Expert testimony addressing drug trafficking routes in general without referring to the particular knowledge of the defendant not cumulative and prejudicial: Eleventh Circuit

Identification of the routes through which illegal trafficking of commodities take place is essential to determination of the modus operandi of any criminal organization engaged in such acts. The Court of Appeals for the Eleventh Circuit recently had the opportunity of evaluating expert testimony regarding drug trafficking routes in United States of America v. Carlos Alfonso Almanza Sanchez (2015 U.S. App. LEXIS 5426).

The defendant and various co-conspirators planned to use a submarine to transport drugs to the United States. The defendant was convicted by the District Court of the Southern District of Florida, of conspiracy to manufacture and distribute cocaine, knowing that the cocaine was bound for the United States. Appealing the conviction before the Eleventh Circuit Court, the defendant challenged, inter alia, the admission by the district court of expert testimony given by Agent Erik Holm of the United States Coast Guard on behalf of the government as to drug trafficking routes. It was contended on behalf of the defendant that Agent Holm’s testimony was cumulative, without being of much help to the jury, and unfairly prejudicial.

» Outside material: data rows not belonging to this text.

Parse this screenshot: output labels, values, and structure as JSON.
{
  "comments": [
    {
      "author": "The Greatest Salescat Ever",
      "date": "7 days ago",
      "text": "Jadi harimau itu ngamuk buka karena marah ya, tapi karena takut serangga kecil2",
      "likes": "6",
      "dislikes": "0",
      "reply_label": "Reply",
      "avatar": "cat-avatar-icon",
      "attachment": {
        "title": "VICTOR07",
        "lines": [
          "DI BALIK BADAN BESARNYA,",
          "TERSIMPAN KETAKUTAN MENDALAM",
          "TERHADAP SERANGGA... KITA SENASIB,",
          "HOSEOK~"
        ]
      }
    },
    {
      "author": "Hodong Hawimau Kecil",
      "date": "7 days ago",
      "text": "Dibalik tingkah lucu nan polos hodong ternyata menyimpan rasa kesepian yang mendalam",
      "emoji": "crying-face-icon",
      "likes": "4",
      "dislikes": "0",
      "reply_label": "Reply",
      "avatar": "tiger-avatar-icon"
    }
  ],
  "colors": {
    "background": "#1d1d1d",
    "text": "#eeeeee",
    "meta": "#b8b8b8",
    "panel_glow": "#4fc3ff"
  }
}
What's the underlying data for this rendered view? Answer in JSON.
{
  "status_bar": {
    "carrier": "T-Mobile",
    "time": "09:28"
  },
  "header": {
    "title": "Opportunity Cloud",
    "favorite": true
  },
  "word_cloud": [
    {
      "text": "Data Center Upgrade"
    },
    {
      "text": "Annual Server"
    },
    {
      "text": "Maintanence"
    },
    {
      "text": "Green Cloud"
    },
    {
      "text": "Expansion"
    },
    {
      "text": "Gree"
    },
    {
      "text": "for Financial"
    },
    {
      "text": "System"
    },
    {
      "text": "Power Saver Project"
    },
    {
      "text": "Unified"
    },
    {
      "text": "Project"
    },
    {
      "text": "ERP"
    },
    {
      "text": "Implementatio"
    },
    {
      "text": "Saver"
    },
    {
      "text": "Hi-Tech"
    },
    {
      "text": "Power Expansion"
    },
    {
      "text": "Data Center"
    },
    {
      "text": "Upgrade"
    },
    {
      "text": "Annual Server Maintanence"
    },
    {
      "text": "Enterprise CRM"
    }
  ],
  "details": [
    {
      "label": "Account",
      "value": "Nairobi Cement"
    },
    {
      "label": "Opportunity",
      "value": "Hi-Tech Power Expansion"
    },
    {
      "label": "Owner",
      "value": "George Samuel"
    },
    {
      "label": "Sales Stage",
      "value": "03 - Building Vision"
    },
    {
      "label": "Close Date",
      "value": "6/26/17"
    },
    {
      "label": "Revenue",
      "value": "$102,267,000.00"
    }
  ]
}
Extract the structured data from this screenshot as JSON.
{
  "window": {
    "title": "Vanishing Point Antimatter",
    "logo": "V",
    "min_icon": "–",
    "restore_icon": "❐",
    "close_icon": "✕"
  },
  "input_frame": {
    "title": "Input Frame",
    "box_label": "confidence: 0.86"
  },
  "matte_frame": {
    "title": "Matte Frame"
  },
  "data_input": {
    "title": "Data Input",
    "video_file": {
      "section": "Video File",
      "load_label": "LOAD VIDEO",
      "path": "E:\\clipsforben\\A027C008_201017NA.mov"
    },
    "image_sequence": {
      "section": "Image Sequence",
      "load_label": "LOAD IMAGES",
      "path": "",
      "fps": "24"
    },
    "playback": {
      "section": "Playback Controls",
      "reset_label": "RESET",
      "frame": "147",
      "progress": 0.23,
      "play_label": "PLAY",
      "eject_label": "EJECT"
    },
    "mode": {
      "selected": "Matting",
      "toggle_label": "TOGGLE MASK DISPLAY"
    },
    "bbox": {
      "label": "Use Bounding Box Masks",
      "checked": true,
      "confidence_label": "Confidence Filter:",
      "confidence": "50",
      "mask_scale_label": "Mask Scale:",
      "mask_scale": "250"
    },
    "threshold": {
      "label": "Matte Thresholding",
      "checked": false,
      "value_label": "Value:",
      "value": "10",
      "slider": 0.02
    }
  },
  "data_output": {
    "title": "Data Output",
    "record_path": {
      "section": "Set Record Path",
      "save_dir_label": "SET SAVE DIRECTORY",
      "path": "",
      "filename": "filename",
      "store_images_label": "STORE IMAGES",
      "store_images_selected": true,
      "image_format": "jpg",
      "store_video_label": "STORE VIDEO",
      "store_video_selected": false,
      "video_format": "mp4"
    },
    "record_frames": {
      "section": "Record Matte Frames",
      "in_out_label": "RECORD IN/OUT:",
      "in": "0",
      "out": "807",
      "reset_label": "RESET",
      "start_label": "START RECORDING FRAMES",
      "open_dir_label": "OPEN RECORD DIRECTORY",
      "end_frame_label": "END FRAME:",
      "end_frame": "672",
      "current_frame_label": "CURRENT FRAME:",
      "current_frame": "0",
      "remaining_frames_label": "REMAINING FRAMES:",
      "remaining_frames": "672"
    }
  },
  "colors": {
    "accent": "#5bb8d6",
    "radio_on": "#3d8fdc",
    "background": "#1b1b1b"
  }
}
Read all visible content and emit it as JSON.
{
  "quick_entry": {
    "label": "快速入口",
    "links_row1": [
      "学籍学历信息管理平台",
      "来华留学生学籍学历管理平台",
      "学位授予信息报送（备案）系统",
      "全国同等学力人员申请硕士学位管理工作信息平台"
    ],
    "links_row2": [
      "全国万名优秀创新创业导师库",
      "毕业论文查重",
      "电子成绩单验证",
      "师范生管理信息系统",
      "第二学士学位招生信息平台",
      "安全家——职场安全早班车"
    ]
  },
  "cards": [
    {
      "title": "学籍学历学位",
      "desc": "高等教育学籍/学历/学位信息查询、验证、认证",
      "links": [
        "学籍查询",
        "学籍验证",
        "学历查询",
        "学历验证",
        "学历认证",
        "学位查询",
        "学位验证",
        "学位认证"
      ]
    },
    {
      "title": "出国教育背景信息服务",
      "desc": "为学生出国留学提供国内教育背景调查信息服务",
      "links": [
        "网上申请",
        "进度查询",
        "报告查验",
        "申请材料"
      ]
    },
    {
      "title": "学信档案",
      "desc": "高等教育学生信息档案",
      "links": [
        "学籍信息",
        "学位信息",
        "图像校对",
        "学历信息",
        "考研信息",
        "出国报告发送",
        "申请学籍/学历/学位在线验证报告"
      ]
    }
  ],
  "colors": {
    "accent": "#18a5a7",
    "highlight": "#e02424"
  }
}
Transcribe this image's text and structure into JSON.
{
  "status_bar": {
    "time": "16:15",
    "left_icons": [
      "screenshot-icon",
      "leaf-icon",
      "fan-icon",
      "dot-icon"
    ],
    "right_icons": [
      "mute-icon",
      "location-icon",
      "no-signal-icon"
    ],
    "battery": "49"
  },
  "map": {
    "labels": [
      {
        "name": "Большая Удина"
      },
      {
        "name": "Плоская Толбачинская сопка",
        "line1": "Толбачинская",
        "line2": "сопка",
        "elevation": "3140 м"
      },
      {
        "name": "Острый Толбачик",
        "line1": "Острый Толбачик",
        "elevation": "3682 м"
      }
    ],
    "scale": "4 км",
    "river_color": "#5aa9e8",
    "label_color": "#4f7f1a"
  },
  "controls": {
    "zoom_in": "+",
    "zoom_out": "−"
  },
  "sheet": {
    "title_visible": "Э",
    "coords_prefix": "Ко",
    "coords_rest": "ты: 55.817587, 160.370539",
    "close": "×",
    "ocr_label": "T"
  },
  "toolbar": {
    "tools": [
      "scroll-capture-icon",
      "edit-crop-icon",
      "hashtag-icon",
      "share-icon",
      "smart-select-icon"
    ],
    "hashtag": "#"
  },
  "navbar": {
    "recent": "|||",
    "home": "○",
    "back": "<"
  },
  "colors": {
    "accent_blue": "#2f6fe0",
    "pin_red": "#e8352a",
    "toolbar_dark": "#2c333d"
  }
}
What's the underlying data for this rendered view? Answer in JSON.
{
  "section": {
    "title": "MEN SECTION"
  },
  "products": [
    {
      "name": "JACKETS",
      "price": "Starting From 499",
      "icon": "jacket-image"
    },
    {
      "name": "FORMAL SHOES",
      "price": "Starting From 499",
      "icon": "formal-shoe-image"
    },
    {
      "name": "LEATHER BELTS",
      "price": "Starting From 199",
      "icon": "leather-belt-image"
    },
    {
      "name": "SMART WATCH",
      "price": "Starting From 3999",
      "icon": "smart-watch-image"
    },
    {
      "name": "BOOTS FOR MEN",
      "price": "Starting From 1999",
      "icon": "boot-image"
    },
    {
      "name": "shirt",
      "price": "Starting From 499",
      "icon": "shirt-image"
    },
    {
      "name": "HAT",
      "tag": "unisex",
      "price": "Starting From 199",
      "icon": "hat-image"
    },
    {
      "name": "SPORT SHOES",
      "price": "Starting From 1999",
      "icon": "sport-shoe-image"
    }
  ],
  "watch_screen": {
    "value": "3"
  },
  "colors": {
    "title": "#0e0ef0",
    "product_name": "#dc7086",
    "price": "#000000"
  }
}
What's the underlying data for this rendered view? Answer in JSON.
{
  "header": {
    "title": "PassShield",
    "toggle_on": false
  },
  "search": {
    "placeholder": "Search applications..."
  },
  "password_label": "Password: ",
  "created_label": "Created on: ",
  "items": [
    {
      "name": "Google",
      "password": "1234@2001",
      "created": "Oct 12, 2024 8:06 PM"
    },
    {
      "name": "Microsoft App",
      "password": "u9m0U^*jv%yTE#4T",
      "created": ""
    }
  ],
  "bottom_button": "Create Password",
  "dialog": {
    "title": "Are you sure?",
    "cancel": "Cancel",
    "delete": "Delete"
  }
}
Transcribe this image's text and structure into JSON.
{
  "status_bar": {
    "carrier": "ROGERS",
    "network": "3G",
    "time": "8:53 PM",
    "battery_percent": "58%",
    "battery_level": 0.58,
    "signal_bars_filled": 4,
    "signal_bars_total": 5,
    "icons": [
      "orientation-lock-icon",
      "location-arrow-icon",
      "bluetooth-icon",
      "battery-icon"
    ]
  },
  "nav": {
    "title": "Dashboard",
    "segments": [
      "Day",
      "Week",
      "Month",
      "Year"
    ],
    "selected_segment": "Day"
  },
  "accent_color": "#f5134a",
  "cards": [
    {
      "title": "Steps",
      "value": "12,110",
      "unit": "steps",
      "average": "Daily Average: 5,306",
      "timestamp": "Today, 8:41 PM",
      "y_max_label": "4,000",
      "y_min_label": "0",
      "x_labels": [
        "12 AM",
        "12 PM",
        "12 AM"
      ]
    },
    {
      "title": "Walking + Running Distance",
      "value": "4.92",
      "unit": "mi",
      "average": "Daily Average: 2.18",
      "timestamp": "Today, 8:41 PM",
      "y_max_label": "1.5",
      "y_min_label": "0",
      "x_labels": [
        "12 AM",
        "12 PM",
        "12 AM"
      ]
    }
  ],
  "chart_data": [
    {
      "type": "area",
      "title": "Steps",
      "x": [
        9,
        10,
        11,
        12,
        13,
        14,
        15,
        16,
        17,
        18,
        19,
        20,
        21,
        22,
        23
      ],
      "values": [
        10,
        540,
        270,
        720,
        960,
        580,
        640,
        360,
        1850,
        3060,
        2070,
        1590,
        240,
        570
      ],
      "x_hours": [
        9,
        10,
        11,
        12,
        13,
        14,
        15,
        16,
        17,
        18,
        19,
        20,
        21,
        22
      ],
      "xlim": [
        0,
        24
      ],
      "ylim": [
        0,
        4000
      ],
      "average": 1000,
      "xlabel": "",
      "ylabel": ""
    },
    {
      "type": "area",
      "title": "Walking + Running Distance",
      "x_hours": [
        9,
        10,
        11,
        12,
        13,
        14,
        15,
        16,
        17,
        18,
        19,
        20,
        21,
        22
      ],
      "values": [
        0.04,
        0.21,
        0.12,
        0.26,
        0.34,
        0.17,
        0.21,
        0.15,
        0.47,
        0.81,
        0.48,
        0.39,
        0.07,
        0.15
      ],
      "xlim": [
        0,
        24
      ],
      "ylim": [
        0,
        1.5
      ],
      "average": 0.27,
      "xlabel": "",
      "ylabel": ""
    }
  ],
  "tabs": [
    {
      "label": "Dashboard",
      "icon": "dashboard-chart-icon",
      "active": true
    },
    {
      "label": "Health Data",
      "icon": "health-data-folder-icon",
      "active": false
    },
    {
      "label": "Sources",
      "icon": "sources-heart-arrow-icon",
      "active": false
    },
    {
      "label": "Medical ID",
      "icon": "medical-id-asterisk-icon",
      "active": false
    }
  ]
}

The Eleventh Circuit took due note of the fact that Agent Holm served on active duty with the US Coast Guard for more than twenty-two years and acquired extensive experience in investigating drug trafficking in the eastern Pacific, which included working with confidential informants, interviewing drug traffickers as well as testifying as an expert on semi-submersible drug trafficking operations. The Court found his testimony adequately reliable and useful for the jury to understand the evidence, satisfied as to his familiarity with the practices of cocaine smugglers operating out of South and Central America and the trafficking routes from this region to the US, explaining that the majority of substance smuggled through the eastern Pacific towards Central America or Mexico ends up in either the US or Mexico. The Court also held that Agent Holm’s testimony was not cumulative or unfairly prejudicial as he only addressed the routes generally used in the drug trafficking business, and did not testify as to the defendant’s personal knowledge or the particular submarine operations in the present case. Thus, the Eleventh Circuit held that the the district court did not abuse its discretion by admitting the expert testimony of Agent Holm.